The runners barreled through the fifth interval. Claire surged down the last hill, arms extended slightly for balance, expressionless, still relishing her responsibility as the lead girl. The others in her group, though, were close behind, and all of them soon bunched beyond the finish cone, saluting each other with tired high fives or fist bumps before sips of water and shuffling together to the start for their next-and final--circuit. Psychology professor Paul Bloom calls those instances "the Sweet Spot" of common suffering, and the writer Linda Flanagan, herself once a cross-country coach, describes that sweet spot as a place in the lives of runners "where chosen pain brings meaning to life and connection to others." With no Saturday invitational and a recovery day promised, it was the best of ways to end the work week, alone together, immersed in a chosen sport. The clouds opened and closed. The winds waved the field grasses. I was hoping the sidelined guys, as they watched their intent teammates queue together, were learning at least one thing: being injured is boring--and you miss out on some great days, some very special kind of fun. The runners surged out on their final circuit.
It is well to stop often enough to appreciate young athletes accomplishing their work with that synergy, drawing on native talents, their shared desire, and their earned trust in each other. That's where the real meaning of the season is created and amplified. Races, of course, are the final destinations, but united workouts are the road maps to those arrivals, critical directions without which seasons will be lost to some runners, despite wins or losses. And it is just as wise to value anyone who coaches toward those means and not just the publicized ends. Those are, after all, the people who will likely last longer--and be ultimately more consequential--at what they do.

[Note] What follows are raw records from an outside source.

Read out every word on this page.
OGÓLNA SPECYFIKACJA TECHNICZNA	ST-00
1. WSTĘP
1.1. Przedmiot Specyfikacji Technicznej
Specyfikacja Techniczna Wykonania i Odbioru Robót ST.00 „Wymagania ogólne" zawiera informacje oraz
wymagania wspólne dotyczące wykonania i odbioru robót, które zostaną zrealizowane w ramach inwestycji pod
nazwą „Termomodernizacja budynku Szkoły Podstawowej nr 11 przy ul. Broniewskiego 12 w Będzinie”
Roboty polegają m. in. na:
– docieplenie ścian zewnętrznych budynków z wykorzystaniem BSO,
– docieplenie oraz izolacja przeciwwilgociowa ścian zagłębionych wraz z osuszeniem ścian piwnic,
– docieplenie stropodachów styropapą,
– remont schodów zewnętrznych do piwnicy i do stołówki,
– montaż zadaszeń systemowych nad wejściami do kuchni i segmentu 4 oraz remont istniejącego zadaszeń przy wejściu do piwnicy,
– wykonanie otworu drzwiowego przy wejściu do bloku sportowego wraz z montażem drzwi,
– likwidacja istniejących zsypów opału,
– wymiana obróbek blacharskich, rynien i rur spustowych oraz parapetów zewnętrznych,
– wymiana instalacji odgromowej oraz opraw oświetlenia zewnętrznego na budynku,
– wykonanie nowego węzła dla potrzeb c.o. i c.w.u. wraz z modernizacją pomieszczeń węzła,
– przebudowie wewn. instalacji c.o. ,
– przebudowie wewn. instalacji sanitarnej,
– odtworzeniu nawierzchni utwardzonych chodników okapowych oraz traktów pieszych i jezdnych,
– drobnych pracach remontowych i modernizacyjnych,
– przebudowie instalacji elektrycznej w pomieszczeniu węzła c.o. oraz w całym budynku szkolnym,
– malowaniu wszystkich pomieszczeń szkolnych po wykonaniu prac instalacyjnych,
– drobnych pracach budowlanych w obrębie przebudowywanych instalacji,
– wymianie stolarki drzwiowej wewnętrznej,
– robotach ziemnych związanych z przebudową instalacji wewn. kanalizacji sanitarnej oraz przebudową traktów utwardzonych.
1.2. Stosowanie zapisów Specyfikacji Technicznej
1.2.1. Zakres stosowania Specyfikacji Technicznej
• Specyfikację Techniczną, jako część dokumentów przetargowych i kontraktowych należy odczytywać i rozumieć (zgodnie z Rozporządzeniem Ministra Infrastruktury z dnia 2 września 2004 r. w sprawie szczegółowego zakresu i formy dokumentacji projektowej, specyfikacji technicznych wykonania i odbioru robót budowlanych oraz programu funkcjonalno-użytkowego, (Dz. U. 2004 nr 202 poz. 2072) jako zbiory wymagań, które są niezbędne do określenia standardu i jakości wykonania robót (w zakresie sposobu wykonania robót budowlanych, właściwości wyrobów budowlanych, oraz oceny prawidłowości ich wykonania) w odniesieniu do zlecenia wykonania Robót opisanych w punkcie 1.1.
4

We are hoping to get everyone back soon and regain training predictability, but there are no guarantees. Good things, inspiring moments, might happen. Disappointments and hard-luck lessons may also loom. Soon enough, each runner will reach that point in the season where, as poet John Ashbery warned, "Seconds will call upon you." Soon enough, potential will yield to reality.
Still, though doubt is always a driver, it also offers a subtle joy. So, we'll see what happens.